Моя семья была очень религиозная. Например, мы никогда не ходили в кино по воскресеньям. Отец, любивший футбол, тоже никогда не ходил на него по воскресеньям. Но мы всегда были за то, чтобы кинотеатры были открыты и люди имели возможность ходить в кино по воскресеньям. Вот таким меня вырастила моя семья. Мы не имеем права навязывать другим людям свою точку зрения...

Суверенная демократия по-английски
— Когда вы работали в бизнесе, то как находили компромисс между бизнес-интересами и политическими интересами? Ведь этот вопрос столь деликатен. В России, скажем, бизнесмены идут в политику, а политики — в бизнес. Что не всегда проходит безгрешно. Вы какое-то время работали одновременно и в бизнесе, и на лейбористов...

— В Британии бизнес и политика отделены друг от друга. Есть, конечно, бизнесмены, которые становятся политиками. Но я все же был менеджером. А таких, кто имеет бизнес и идет в парламент, меньшинство. Даже в Консервативной партии, хотя консерваторы исторически имели прочные связи с бизнесом. Но еще более необычно, чтобы кто-то из политиков ушел в бизнес. В парламент идут потому, что верят в некие идеи и принципы. Как говорил один мой знакомый, в политике надо все время уважать своего оппонента и помнить о том, что он может быть прав. Мой отец любил говорить, что политика как футбол: ты должен бить по мячу, а не по другому игроку.

— Правильно ли сказать, что разрешение конфликта интересов между бизнесом и политикой лежит где-то в сфере этики, а не только в сфере юридического регулирования? Антикоррупционный закон — ничто, если под ним нет этической основы.

— Абсолютно верно. Можно даже добавить, что и демократия — это нечто большее, чем закон о выборах. Демократия — это то, как вы относитесь к своему оппоненту.

— Нечто культурологическое?

— Отчасти. Но если вы скажете, что демократия — это западноевропейская культура, то я не соглашусь. Есть большая разница между культурой Англии, Франции и Германии.

— А что касается гражданского общества? К примеру, российское общество предпочитает молчать даже тогда, когда не надо бы.
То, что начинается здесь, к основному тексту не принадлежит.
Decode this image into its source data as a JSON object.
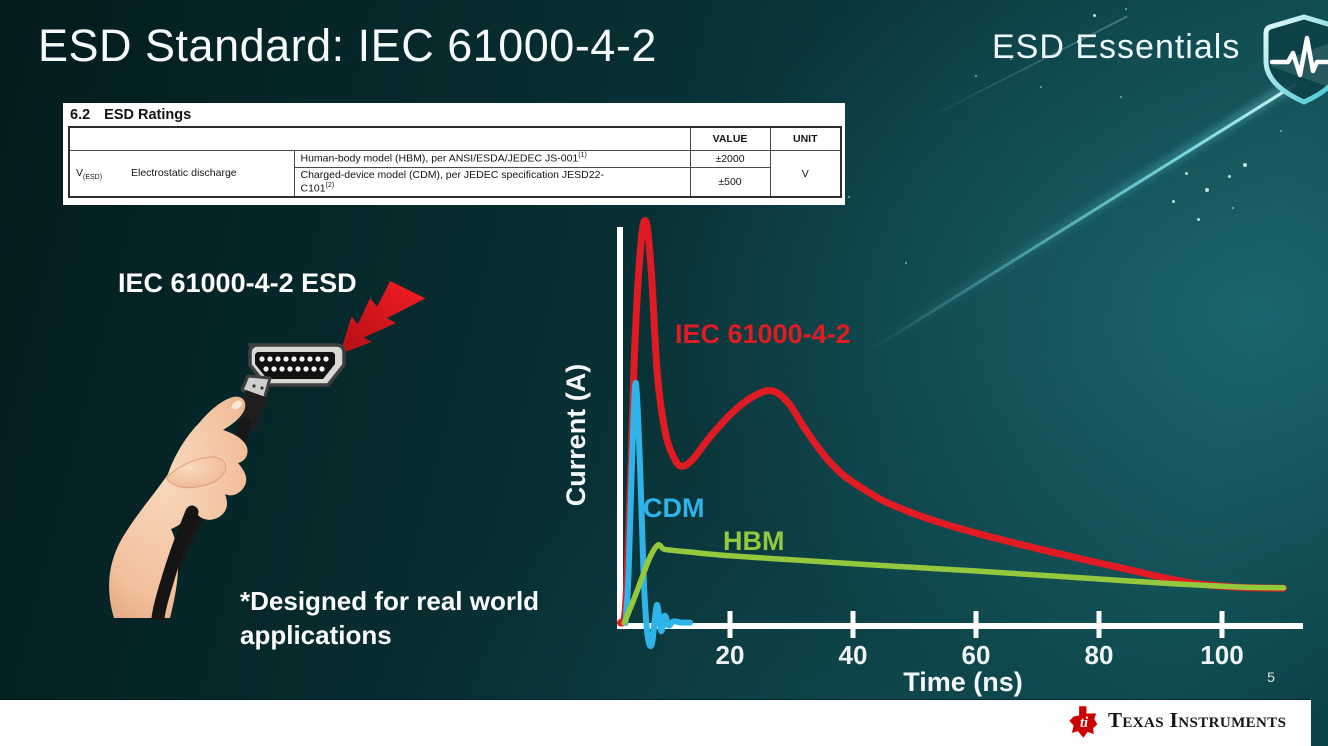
{
  "slide": {
    "title": "ESD Standard: IEC 61000-4-2",
    "program_badge": {
      "label": "ESD Essentials"
    },
    "page_number": "5",
    "footer_brand": "Texas Instruments"
  },
  "colors": {
    "background_teal": "#0c4347",
    "series_red": "#e11b23",
    "series_cyan": "#2fb4e9",
    "series_green": "#94c83d",
    "footer_bg": "#ffffff",
    "ti_red": "#cc0000"
  },
  "ratings_table": {
    "section": "6.2",
    "section_title": "ESD Ratings",
    "col_headers": [
      "VALUE",
      "UNIT"
    ],
    "row_group": {
      "symbol_base": "V",
      "symbol_sub": "(ESD)",
      "parameter": "Electrostatic discharge",
      "rows": [
        {
          "description": "Human-body model (HBM), per ANSI/ESDA/JEDEC JS-001",
          "sup": "(1)",
          "value": "±2000"
        },
        {
          "description": "Charged-device model (CDM), per JEDEC specification JESD22-\nC101",
          "sup": "(2)",
          "value": "±500"
        }
      ],
      "unit": "V"
    }
  },
  "illustration": {
    "label": "IEC 61000-4-2 ESD",
    "caption": "*Designed for real world\napplications",
    "icons": [
      "lightning-bolt-icon",
      "hdmi-connector",
      "hand-holding-cable"
    ]
  },
  "chart_data": {
    "type": "line",
    "title": "",
    "xlabel": "Time (ns)",
    "ylabel": "Current (A)",
    "xlim": [
      0,
      112
    ],
    "x_ticks": [
      20,
      40,
      60,
      80,
      100
    ],
    "ylim": [
      -0.08,
      1.05
    ],
    "y_note": "amplitude normalized to IEC 61000-4-2 first peak = 1.0",
    "grid": false,
    "legend_position": "labels-on-curves",
    "series": [
      {
        "name": "IEC 61000-4-2",
        "color": "#e11b23",
        "points": [
          [
            2.2,
            0
          ],
          [
            3,
            0.04
          ],
          [
            3.8,
            0.35
          ],
          [
            4.6,
            0.72
          ],
          [
            5.6,
            0.96
          ],
          [
            6.4,
            1.0
          ],
          [
            7.2,
            0.88
          ],
          [
            8.2,
            0.62
          ],
          [
            9.5,
            0.475
          ],
          [
            11,
            0.41
          ],
          [
            12.2,
            0.392
          ],
          [
            14,
            0.41
          ],
          [
            17,
            0.47
          ],
          [
            21,
            0.535
          ],
          [
            24.5,
            0.572
          ],
          [
            27,
            0.58
          ],
          [
            29.5,
            0.55
          ],
          [
            32,
            0.49
          ],
          [
            35,
            0.425
          ],
          [
            38,
            0.375
          ],
          [
            41,
            0.342
          ],
          [
            45,
            0.305
          ],
          [
            50,
            0.273
          ],
          [
            55,
            0.247
          ],
          [
            60,
            0.225
          ],
          [
            65,
            0.205
          ],
          [
            70,
            0.186
          ],
          [
            75,
            0.168
          ],
          [
            80,
            0.15
          ],
          [
            85,
            0.133
          ],
          [
            90,
            0.115
          ],
          [
            95,
            0.1
          ],
          [
            100,
            0.092
          ],
          [
            105,
            0.088
          ],
          [
            110,
            0.087
          ]
        ]
      },
      {
        "name": "CDM",
        "color": "#2fb4e9",
        "points": [
          [
            3,
            0
          ],
          [
            3.5,
            0.12
          ],
          [
            4.1,
            0.42
          ],
          [
            4.7,
            0.6
          ],
          [
            5.4,
            0.38
          ],
          [
            6,
            0.1
          ],
          [
            6.6,
            -0.03
          ],
          [
            7.3,
            -0.052
          ],
          [
            8.1,
            0.045
          ],
          [
            8.8,
            -0.02
          ],
          [
            9.4,
            0.018
          ],
          [
            10,
            -0.006
          ],
          [
            10.8,
            0.004
          ],
          [
            12,
            0.001
          ],
          [
            13.5,
            0.001
          ]
        ]
      },
      {
        "name": "HBM",
        "color": "#94c83d",
        "points": [
          [
            2.8,
            0
          ],
          [
            4,
            0.045
          ],
          [
            5.5,
            0.105
          ],
          [
            7,
            0.165
          ],
          [
            8.3,
            0.195
          ],
          [
            9.2,
            0.185
          ],
          [
            10.5,
            0.182
          ],
          [
            13,
            0.178
          ],
          [
            20,
            0.168
          ],
          [
            30,
            0.158
          ],
          [
            40,
            0.148
          ],
          [
            50,
            0.139
          ],
          [
            60,
            0.13
          ],
          [
            70,
            0.12
          ],
          [
            80,
            0.11
          ],
          [
            90,
            0.1
          ],
          [
            100,
            0.092
          ],
          [
            105,
            0.089
          ],
          [
            110,
            0.088
          ]
        ]
      }
    ]
  }
}
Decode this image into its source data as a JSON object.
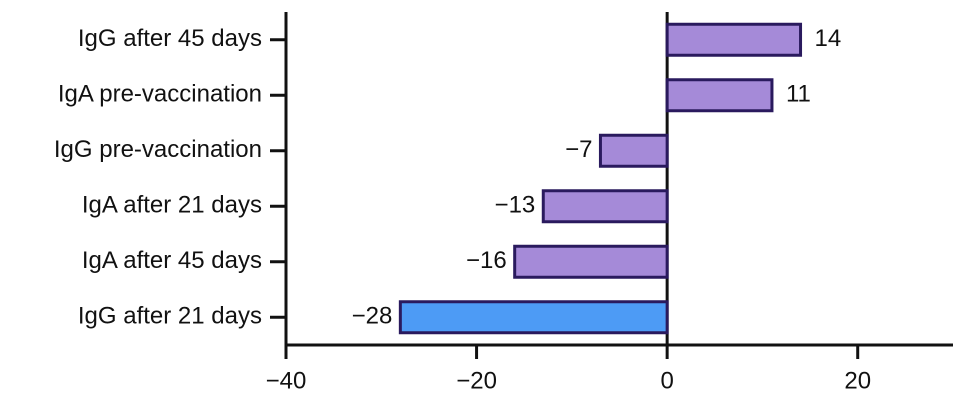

— Я не специалист по русскому социальному поведению, но я бы всегда поощрял людей к тому, чтобы высказывать свое мнение. Есть множество примеров того, как многие в России уже отказываются молчать. Кстати, вспомним, как в Восточной Германии тоже немного людей осмеливались свободно высказываться. Я вообще не принимаю мысль, что, дескать, люди в Британии лучше, чем люди в России. Возможно, правильнее было бы сказать, что в Великобритании они не угнетались в такой степени и поэтому им было легче, чем в России, развить эту культуру отстаивания своей точки зрения. Но, опять же возвращаясь к моему отцу, я не могу критиковать русских потому, что у меня не было их опыта.

— Где берет начало демократия, на каком уровне — у «корней травы» или на верху общества?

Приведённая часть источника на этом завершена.